DII1: I'm with DII3 on PI (not PII, and also not PHI, NPPI, NPPFI, III or any of the other crazy acronyms we use). I not sure about the quasi stuff. The BA folks say their data isn't PI as it's not "identifiable" but it's used for profiling and pushing through ads - to me that's "contact" - maybe we need to define those words "identify" "locate" and "contact" instead.

DII5: Are you looking for a definition that describes specific data objects, or a definition that takes into account the fact that all of this is contextual? For example, My last name and the zip 10025 is not PII, but my last name and the zip 94109 *is*.

DII6: BTW - TRUSTe's definition: "Personally Identifiable Information [PII]" means any information collected, either by itself or in conjunction with other information (i) that can be used to identify, contact, or locate an Individual or (ii) where identification or contact information of an Individual can be derived. To the extent any information (which by itself is not Personally Identifiable Information) in combination with other information (whether or not either element of information is PII or not) can be used to identify, contact, or locate an Individual, then the combination of such information also will be considered Personally Identifiable Information.

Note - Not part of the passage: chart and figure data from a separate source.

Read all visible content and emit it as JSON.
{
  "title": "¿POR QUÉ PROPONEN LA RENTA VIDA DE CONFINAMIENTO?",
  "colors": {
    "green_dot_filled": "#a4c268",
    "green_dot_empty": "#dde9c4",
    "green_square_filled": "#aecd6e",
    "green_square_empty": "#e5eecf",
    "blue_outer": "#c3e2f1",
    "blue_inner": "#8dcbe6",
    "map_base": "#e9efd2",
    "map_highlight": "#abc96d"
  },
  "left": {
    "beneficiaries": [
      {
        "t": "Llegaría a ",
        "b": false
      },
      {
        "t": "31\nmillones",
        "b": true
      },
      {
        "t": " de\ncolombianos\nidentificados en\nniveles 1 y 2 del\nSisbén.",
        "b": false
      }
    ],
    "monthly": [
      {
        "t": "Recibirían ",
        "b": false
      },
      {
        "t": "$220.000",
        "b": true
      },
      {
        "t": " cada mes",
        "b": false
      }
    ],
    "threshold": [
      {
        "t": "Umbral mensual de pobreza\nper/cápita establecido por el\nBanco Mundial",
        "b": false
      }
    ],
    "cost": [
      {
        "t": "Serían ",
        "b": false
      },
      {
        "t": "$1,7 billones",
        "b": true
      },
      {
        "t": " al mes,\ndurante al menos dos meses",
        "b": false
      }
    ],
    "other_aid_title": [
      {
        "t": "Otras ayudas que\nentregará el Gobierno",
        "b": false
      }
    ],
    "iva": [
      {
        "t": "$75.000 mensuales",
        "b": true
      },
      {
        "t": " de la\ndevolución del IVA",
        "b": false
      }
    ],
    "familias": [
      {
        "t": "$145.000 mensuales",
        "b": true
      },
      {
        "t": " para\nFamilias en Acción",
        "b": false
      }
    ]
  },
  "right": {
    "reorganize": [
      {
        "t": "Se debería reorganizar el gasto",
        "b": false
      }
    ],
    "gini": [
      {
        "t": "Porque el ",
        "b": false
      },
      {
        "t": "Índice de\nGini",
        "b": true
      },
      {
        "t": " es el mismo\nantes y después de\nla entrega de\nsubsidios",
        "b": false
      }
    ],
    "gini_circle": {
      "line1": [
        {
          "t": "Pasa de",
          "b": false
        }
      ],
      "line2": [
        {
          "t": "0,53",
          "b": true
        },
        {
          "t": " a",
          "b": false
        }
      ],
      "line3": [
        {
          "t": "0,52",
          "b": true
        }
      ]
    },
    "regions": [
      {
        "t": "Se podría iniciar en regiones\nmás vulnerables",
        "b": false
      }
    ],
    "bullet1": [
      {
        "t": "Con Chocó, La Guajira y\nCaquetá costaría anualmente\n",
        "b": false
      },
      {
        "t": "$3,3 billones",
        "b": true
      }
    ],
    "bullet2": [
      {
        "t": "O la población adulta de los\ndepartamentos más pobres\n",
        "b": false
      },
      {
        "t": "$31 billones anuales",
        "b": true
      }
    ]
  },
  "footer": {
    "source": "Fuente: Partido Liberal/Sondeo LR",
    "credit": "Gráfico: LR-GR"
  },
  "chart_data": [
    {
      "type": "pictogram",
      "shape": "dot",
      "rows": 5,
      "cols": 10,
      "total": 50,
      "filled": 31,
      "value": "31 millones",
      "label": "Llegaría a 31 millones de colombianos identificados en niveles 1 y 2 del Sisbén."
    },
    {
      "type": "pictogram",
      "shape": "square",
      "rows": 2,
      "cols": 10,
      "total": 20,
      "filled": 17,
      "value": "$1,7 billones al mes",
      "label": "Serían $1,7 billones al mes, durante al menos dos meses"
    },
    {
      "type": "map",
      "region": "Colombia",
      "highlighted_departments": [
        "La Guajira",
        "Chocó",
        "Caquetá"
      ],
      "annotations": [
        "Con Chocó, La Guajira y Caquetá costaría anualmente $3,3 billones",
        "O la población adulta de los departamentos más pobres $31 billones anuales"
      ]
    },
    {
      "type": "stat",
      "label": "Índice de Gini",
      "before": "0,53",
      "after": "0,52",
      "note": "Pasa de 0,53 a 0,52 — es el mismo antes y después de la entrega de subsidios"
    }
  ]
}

DII7: Would quasi-personal information be the kind of information that by itself may not be identifiable, but could be aggregated with other information to identify the person (I'm thinking about the questions that many sites are using to verify people - your car's first color, mother's middle name, etc)?

DII8: if seeking a universally agreed upon definition, perhaps PII stands for Prohibitively Impossible Inquiry, Plausibly Indefinable Item, but then again, Perchance I’m Idiotic...

DIII9: I find trying to define PII to be a fairly pointless exercise. The real question is whther the data has any potential privacy impact - now or in the future. What we think is anonymous today could become identifiable tomorrow. So if forced to come up with something, I would strip it down even more than DII3's suggestions - something like "any information about a person." An OBA profile, an IP address, even a cookie ID can potentially have a privacy impact, and should be protected as such. But not all PII is created equal, so the next (and more difficult and more important) question is what level of protection is warranted for this particular PII.

DII3: Right, the point is, "So, I have this information. What are my obligations? What are the business risks and what should I do about them? What are the risks to people and what should I do about them?" Those are the three questions that need to be answered for information about, derived from, associated with, near, generated, etc. people, mutants, extraterrestrials, etc.